Proving the One-to-One Property and Image of a Complex Function

[BSMSMSTMSPHD]

Homework Statement

Let f(z) = \frac{1-iz}{1+iz} and let \mathbb{D} = \{z : |z| < 1 \}.

Prove that f is a one-to-one function and f(\mathbb{D}) = \{w : Re(w) > 0 \}.

2. The attempt at a solution

I've already shown the first part: Assume f(z_1) = f(z_2) for some z_1, z_2 \in \mathbb{C}, then z_1 = z_2. (I worked this out).

But for the second part, I'm not sure what to do. I've written the function in rectangular coordinates (z = x + iy) and the real part of the simplified fraction is:

\frac{1 - (x^2 + y^2)}{1 - 2y + x^2 + y^2}.

Now, I know that the numerator is nonnegative (since z \in \mathbb{D}, |z| < 1, so, x^2 + y^2 < 1).
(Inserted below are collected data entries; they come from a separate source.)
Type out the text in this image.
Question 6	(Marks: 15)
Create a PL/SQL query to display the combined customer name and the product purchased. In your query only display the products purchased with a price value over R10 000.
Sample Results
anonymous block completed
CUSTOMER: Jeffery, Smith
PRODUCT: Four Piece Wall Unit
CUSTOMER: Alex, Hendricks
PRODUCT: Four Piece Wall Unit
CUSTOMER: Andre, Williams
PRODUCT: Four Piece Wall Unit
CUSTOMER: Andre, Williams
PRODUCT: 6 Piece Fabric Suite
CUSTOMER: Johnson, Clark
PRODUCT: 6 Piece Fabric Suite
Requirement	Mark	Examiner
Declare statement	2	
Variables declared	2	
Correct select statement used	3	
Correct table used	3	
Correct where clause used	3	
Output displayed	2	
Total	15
But, I am not certain about the sign of the denominator in the case where y > 0. Any ideas? And, if I can show this, will I have finished the proof, or do I have to show reverse inclusion?

Thanks in advance!

 

[Dick]

This may be complex analysis, but do you still remember (y-1)^2=y^2-2y+1?

 

[BSMSMSTMSPHD]

Man, it's always something really obvious. Thanks.